Alums from the Classes of 1952 through 2017 returned to 100 East End Avenue on the first of February for the beloved “Back to School” evening. Each became a student (again!) by pre-selecting one of four intriguing classes* to attend. After an hour of joyful learning, attendees and teachers gathered for a festive reception that spilled out of the Berendsen Room. Guests enjoyed catching up with one another, chatting about what they learned and showing off creations made in class! When asked about the event, attendees shared the following sentiments: “The best, best evening. Made me wish I was a Chapin student again,” “Loved the behind the scenes look at the current student experience,” and “Walking through the doors of 100 East End is like coming home. I loved catching up with my classmates and continuing my learning journey.”
*Below are the descriptions of the four classes alums could choose from:
Design Thinking in the Fabrication Lab, led by David Arnstein (Head of Upper School Science)
The Hayot Center for Innovation has various options for fabricating objects (laser cutting, 3D printing, CNC carving, vacuum forming) and CAD software for design (Adobe Illustrator, TinkerCad). You will begin this evening by constructing a variety of automata to see how they work and will then create one of your own designs. This process will give you an opportunity to face challenges, prototype possibilities, experiment with novel ideas and engineer solutions. With any luck (and new skills), you’ll leave with a piece of functioning whimsy.
“Sit by Five Hollyhocks” Creative Writing, led by Jenet Dibble (Head of Middle School Humanities)
When was the last time we flexed our creative writing muscles? As adults, we often write because we have to compose an email, a reply, a report or memo. In these 45 minutes, we will immerse ourselves, playfully, in words. And we will create together, leisurely, because we want to. (“Sit by five hollyhocks” from the poem “Accomplished Facts” by Carl Sandburg.)
How Ought the United States Respond to the Suppression of Free Speech? Led by Suzanne Fogarty (Head of School) and Jim Shapiro (Speech and Debate Program Coordinator)

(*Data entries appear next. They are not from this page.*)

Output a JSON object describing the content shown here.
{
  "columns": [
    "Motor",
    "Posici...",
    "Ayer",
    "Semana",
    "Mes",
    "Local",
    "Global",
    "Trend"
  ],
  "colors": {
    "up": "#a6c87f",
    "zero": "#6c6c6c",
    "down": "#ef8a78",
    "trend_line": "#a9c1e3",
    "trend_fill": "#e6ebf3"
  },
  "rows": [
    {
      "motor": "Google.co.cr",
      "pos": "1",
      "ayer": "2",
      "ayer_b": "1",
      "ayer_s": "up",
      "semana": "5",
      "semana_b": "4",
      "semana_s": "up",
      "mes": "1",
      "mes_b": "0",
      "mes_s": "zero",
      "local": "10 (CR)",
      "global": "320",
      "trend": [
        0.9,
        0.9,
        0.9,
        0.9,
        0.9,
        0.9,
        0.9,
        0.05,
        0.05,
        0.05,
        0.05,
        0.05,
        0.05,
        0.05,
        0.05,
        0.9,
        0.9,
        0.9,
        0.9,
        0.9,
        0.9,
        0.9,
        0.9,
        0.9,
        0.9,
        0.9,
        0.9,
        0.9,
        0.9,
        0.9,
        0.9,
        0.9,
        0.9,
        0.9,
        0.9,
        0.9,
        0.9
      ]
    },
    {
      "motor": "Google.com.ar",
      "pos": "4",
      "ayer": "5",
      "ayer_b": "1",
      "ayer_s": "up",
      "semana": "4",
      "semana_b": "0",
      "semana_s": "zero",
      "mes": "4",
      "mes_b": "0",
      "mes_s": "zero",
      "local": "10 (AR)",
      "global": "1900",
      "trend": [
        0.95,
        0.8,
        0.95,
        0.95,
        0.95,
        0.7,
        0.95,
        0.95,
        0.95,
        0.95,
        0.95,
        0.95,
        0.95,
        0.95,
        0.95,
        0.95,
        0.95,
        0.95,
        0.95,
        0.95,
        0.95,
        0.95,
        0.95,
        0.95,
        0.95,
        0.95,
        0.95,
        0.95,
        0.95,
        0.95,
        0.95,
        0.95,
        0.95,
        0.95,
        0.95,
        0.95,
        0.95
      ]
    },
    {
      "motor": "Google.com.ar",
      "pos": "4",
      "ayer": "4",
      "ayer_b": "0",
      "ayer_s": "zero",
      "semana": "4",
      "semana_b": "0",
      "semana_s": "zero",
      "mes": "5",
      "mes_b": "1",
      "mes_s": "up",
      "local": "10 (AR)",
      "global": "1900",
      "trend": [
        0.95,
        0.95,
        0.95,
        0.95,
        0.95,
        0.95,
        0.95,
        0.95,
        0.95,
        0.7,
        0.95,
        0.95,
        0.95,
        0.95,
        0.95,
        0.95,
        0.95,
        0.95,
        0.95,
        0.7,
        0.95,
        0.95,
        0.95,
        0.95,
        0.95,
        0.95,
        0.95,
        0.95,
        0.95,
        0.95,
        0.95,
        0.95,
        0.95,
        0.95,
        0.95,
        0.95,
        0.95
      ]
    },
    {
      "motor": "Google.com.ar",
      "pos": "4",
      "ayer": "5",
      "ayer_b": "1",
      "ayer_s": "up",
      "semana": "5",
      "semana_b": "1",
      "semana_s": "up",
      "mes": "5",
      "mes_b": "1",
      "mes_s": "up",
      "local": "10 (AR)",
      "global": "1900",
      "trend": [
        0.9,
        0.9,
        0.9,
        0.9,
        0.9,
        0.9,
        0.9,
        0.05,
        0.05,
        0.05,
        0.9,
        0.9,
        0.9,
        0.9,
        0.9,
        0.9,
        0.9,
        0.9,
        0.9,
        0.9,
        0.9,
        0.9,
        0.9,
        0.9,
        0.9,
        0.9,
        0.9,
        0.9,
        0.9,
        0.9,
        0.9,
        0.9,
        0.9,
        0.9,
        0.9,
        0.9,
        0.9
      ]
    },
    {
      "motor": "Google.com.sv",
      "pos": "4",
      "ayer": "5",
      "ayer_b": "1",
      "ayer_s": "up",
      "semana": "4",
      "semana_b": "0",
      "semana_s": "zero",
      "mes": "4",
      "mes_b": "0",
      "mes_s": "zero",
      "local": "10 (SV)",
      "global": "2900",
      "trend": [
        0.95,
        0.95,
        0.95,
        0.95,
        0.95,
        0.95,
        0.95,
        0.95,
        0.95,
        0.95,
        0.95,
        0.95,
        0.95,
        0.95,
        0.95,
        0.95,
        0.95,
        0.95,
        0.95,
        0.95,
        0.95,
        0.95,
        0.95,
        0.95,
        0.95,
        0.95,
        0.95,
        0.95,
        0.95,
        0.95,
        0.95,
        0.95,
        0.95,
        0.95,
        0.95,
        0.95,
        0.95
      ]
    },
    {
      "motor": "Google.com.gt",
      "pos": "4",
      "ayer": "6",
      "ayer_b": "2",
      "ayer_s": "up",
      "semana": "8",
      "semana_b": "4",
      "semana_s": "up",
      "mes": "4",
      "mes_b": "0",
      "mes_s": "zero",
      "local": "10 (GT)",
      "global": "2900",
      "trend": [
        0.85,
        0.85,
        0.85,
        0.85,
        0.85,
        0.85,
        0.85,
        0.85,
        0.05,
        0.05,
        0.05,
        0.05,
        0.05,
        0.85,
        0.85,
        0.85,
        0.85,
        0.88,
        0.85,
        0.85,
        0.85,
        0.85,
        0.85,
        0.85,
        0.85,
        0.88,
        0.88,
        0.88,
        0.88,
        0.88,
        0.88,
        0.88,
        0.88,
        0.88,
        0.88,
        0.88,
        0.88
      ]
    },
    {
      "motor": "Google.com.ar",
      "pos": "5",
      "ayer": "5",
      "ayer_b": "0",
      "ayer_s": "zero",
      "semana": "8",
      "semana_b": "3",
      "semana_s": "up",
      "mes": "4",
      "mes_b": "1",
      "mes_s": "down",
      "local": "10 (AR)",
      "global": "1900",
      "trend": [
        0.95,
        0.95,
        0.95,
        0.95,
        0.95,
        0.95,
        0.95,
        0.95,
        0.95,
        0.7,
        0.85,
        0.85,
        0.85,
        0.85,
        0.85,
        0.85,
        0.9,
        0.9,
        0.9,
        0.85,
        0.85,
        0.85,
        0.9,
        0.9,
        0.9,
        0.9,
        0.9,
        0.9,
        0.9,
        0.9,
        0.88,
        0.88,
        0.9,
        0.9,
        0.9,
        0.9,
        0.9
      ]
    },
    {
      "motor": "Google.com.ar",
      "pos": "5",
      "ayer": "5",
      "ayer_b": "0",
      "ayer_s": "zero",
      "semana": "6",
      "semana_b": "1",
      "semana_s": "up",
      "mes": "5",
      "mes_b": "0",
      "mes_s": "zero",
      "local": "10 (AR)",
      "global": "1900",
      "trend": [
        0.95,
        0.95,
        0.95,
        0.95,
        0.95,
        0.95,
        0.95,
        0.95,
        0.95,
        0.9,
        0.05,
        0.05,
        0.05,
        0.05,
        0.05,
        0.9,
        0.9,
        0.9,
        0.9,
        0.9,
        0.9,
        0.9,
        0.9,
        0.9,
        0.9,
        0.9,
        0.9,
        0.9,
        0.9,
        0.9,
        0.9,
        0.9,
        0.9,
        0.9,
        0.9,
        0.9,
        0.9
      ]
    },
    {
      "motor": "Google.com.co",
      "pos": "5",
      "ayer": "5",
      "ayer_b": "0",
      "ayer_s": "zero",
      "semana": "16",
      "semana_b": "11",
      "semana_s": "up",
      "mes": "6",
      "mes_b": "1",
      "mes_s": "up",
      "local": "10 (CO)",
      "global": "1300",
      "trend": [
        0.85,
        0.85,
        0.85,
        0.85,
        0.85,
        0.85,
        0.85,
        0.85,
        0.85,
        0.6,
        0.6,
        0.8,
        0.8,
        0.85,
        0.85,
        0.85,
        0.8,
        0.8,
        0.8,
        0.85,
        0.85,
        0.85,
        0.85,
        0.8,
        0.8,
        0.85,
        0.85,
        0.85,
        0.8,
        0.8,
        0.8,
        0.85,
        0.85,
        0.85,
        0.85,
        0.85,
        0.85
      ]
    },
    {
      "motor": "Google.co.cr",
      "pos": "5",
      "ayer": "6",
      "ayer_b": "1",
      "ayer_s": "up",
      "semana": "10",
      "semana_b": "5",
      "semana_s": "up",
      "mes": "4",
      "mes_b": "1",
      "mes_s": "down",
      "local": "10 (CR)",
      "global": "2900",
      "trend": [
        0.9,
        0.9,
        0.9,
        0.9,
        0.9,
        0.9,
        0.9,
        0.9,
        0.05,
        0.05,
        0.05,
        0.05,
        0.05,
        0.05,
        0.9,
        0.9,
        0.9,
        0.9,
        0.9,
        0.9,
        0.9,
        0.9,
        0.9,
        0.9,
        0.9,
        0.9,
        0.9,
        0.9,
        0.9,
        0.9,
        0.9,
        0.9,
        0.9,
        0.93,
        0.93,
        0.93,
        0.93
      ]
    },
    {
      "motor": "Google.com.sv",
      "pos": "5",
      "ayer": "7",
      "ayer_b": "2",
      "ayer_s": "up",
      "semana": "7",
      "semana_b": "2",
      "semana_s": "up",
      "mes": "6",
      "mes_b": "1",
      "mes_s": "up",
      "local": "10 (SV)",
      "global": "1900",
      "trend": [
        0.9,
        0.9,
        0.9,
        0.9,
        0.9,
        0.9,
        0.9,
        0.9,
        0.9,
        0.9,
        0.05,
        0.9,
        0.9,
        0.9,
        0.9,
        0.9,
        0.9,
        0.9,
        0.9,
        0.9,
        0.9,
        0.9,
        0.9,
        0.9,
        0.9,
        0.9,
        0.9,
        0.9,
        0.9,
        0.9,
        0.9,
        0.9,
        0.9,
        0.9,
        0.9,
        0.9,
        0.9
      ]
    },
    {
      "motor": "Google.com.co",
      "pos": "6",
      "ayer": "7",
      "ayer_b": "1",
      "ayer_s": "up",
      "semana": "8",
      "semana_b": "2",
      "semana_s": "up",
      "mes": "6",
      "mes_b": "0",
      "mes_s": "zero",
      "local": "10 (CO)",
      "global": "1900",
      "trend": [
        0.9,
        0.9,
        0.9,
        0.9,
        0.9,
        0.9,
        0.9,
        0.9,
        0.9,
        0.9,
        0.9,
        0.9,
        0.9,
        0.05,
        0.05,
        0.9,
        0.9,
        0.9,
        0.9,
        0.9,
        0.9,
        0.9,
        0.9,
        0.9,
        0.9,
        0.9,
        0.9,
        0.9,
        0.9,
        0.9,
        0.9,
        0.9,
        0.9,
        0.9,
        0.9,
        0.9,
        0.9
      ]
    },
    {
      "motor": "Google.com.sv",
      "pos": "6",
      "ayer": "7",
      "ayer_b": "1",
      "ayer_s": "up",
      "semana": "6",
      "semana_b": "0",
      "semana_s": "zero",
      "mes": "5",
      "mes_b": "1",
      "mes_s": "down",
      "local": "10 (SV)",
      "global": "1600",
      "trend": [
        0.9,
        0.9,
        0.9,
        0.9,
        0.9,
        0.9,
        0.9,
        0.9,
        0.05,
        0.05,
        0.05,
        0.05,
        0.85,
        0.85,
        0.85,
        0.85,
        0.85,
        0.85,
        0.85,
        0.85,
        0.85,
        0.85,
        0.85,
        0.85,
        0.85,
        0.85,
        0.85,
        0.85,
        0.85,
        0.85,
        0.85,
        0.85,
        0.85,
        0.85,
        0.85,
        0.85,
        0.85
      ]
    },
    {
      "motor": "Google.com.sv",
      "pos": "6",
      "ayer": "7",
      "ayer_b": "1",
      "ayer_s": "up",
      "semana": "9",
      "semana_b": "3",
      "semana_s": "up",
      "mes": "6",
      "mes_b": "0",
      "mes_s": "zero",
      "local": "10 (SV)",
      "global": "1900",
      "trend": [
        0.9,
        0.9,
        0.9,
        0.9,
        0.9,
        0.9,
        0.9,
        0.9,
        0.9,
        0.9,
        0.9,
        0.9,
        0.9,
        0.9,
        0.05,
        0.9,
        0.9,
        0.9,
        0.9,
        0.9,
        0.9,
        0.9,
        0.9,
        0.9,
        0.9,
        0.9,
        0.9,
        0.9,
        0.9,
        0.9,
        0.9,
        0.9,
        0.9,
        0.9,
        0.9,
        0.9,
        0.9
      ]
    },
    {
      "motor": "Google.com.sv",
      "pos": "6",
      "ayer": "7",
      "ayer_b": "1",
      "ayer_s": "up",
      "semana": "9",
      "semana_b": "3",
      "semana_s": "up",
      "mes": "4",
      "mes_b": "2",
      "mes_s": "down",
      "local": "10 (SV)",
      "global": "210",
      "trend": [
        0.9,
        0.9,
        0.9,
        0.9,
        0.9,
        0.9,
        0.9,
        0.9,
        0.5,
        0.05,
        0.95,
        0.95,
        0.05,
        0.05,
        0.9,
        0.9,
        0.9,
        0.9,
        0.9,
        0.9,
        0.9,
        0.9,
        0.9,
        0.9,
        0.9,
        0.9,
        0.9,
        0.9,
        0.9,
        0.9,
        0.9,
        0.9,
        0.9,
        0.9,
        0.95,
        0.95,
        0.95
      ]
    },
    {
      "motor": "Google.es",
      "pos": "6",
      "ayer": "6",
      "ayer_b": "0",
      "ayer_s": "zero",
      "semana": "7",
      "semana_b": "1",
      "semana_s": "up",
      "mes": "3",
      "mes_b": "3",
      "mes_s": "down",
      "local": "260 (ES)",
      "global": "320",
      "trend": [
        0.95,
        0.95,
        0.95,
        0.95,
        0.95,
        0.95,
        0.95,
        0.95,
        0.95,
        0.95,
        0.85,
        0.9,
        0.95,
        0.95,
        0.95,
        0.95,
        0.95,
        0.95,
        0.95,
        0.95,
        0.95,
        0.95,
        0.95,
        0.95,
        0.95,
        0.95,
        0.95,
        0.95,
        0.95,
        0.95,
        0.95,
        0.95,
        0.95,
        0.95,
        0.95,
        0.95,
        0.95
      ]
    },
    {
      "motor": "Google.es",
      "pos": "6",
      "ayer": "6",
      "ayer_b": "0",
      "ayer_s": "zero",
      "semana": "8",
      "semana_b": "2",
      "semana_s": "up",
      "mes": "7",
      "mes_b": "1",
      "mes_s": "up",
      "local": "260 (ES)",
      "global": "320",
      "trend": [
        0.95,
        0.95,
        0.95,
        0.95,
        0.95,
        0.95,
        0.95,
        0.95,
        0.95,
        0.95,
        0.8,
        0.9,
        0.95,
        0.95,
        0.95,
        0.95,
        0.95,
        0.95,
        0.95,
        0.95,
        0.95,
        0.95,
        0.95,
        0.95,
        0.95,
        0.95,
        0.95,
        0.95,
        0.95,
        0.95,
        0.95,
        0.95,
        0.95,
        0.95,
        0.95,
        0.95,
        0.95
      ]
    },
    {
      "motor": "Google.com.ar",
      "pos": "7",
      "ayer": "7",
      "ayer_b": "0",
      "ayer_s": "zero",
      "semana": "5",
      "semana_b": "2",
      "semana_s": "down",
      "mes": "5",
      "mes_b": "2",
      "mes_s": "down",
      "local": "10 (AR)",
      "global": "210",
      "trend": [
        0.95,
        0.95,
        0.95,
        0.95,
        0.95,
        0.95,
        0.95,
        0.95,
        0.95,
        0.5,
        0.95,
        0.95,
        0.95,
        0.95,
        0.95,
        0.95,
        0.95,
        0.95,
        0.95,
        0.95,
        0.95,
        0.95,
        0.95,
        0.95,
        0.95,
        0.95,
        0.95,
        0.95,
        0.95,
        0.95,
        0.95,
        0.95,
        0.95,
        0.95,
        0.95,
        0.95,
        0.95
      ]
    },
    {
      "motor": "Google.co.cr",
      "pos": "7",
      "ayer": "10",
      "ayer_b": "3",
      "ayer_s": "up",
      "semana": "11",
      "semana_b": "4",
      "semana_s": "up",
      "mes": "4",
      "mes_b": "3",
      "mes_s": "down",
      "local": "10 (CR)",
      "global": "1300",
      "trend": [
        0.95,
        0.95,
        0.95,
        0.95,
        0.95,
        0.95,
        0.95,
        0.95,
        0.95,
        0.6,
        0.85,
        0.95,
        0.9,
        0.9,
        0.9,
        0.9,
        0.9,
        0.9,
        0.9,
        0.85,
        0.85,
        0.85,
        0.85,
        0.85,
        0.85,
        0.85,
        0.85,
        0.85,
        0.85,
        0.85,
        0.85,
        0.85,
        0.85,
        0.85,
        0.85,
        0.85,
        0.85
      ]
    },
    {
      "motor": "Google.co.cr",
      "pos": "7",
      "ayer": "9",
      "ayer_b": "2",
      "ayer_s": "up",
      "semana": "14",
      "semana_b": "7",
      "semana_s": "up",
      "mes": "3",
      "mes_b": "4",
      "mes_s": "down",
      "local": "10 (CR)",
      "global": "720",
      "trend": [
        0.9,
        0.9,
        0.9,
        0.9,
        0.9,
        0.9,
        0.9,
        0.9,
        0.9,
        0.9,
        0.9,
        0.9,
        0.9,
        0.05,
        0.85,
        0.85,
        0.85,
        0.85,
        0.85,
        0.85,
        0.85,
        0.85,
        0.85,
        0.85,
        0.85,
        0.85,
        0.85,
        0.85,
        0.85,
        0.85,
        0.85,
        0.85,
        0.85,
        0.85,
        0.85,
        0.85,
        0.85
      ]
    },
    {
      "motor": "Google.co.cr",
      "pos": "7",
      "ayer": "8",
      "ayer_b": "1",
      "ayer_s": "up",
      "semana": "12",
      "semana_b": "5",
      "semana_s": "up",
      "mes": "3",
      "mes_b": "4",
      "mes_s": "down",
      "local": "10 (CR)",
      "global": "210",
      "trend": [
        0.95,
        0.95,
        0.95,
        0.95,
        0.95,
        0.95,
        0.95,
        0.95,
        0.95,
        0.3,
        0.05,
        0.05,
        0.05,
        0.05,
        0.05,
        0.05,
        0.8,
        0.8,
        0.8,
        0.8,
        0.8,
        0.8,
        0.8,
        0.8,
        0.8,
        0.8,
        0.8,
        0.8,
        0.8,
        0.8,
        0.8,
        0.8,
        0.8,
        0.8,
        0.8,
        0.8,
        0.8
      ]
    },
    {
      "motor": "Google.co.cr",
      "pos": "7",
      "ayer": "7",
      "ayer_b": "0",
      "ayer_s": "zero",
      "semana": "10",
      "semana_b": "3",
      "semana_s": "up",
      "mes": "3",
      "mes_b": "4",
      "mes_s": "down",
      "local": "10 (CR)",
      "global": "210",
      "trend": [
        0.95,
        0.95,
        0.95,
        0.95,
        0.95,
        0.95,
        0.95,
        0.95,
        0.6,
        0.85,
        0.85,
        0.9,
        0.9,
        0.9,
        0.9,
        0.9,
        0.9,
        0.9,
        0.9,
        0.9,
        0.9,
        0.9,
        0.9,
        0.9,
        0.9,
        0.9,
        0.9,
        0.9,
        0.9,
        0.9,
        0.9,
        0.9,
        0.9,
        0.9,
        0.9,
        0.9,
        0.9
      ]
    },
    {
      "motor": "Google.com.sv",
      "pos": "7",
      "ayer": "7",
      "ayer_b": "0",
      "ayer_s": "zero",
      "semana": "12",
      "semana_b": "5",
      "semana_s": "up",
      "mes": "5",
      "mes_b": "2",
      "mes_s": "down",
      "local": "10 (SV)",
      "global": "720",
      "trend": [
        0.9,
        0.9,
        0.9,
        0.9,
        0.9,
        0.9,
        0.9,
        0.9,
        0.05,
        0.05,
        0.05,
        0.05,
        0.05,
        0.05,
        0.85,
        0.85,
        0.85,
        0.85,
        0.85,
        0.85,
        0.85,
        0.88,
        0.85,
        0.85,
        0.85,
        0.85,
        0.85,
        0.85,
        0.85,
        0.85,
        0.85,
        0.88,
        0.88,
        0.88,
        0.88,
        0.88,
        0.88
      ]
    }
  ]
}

Given the tendency of many modern and illiberal nation states to effectively muzzle free speech and freedom of political discourse, even in an era of worldwide access to the internet, how should the US government respond with its foreign policy? Join “President Fogarty” as she seeks counsel from everyone attending this discussion group who will be sworn in as advisory ethicists.
Individual Study Presentations, moderated by Ilana Pergam ’86 (Director of Academic Program)
Four Class 12 students present Individual Studies that they are in the process of pursuing. These includ Isabelle T. in Spanish, “COVID-19 and Language Barriers;” Chloe C. in History, “Silence and Discretion: Witchcraft, Religion and the Supernatural in Inquisitorial Spain;” Natalia L. in English and Art, “Black Poetics: How We Dream – An Interdisciplinary Exploration of Legacy, Freedom and Speculation through the work of Phillis Wheatley;” and Whitney P. in Latin and Music, “Cupid & Psyche: The Musical.”